Listen on-demand to this radio interview from January 6, 2018
Conservatives -- real ones, that is -- believe in limited government. People often use "limited" interchangeably with "small", but I think there's a difference.
I would oppose a government that was small and oppressive, far more than I would oppose one that took up a lot of space out of necessity. (And in our modern world, it's impossible to say that a Federal government that spends more than 20% of GDP is "small". It just isn't.)
The essence of limited government is that it shouldn't have an unnecessary reach into the private life of its citizens. And that's what interests me in the recommendations for justice reform brought to us by Nila Bala and Arthur Rizer of the R Street Institute.
The crux of their argument is that once people have paid their dues in the criminal-justice system, we as a society ought to do our best to make sure they have a reasonable path back to integration with decent society.

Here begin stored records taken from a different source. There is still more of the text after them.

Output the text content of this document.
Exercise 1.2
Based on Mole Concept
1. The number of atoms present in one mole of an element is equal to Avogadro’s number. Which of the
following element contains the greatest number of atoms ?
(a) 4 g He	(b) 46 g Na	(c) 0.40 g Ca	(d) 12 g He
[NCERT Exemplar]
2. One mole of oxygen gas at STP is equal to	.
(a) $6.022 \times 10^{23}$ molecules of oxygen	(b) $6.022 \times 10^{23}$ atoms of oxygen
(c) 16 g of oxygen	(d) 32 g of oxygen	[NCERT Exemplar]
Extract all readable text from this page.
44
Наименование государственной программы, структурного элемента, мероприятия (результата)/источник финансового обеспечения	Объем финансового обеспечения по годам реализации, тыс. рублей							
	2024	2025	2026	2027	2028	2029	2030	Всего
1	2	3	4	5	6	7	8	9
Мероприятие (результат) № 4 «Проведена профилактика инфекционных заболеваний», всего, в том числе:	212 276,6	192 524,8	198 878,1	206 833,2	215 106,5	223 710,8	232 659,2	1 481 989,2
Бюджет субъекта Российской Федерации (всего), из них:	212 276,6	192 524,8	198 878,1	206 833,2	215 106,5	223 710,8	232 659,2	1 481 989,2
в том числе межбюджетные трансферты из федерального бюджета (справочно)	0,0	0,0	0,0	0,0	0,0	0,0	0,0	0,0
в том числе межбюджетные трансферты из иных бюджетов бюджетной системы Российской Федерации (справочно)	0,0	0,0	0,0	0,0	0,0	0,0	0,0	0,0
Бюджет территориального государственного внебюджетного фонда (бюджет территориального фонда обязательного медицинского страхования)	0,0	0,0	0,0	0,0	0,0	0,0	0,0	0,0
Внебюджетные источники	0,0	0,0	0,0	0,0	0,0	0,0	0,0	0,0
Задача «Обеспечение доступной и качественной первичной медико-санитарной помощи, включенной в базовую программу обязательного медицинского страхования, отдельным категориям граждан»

It's an argument that should resound with proponents of limited government: The government's reach into a person's life shouldn't continue long after they've served their time. If we truly think that the justice system should place an emphasis on actually correcting people who have gone off the right path (and isn't that why we call it "corrections" anyway?), then we should be alert to what kinds of obstacles government may be deliberately or inadvertently placing in the path to continued rehabilitation and reform.
A great example of an inadvertent obstacle is excessive occupational licensing. It's a mouthful, but the bottom line is that people in any given occupation have an incentive to find ways to keep other people from competing with them by imposing legal requirements like licenses in order to enter a career path.
Some licenses make sense, of course: You wouldn't want to put your child on a school bus driven by an unlicensed driver. But there's an important line to be drawn between those requirements that exist to legitimately protect the public health and safety -- and those that only protect the job prospects of the people in the occupation.
This is a really sticky problem, because everyone has an incentive to fight for barriers to entry in their own line of work, and not as much to object every time someone else wants to do the same in a different trade. But the resulting mess is often a thicket of regulations that don't actually ensure that people are good at what they're licensed to do, and the difficulty to obtain any given license may have nothing whatsoever to do with what's actually necessary for the good of the customer.
This regulatory creep has a particularly pernicious effect when it keeps people from entering occupations where they might have a shot at legitimate self-employment. That turns into an especially vexing problem for people who have spent time in prison, because they're often blocked from employment elsewhere because employers both large and small tend to be reluctant to hire ex-convicts.
If employment options are hard to find because nobody wants to give a reformed convict a second chance, and if regulatory creep keeps people from trying self-employment, then we may be stumbling unwittingly into keeping ex-convicts forever in poverty. And since "no man is an island", it often affects the well-being of family members and communities as well.
The problem is big because our prison population is big: 2.2 million Americans, of whom almost all will return to the broader population. That's a prison population larger than the entire population of Nebraska (1.9 million) and almost as large as Iowa (3.1 million). And it doesn't even count an additional 4.6 million people on probation or parole.
Real conservatives with an appetite for limited government should take a careful look at the power of some of these proposed reforms to reduce regulatory creep and to reduce the cost of reforming people who have made mistakes and giving them a legitimate second chance at life.
Criminal convictions, more often than not, reflect mistakes and bad choices made by flawed human beings. A sliver of our population is truly sociopathic and dangerous and needs to be locked up far away from us all. But the majority of prisoners ought to be viewed as human beings whose flaws caught up with them.
Since none of us are perfect, real justice depends on the rest of us recognizing their humanity, helping the willing to reform and overcome those flaws, and doing what we can to make sure that a one-time mistake or bad choice doesn't turn into a life sentence of punishment.
Truly limited government ought to make room for people to work for the freedom to grow into better people. This isn't a matter of being soft on crime, but rather one of being smart with the human resources we have as a country. We can't afford to throw away the abilities, talents, and potential good inside a population the size of a small state.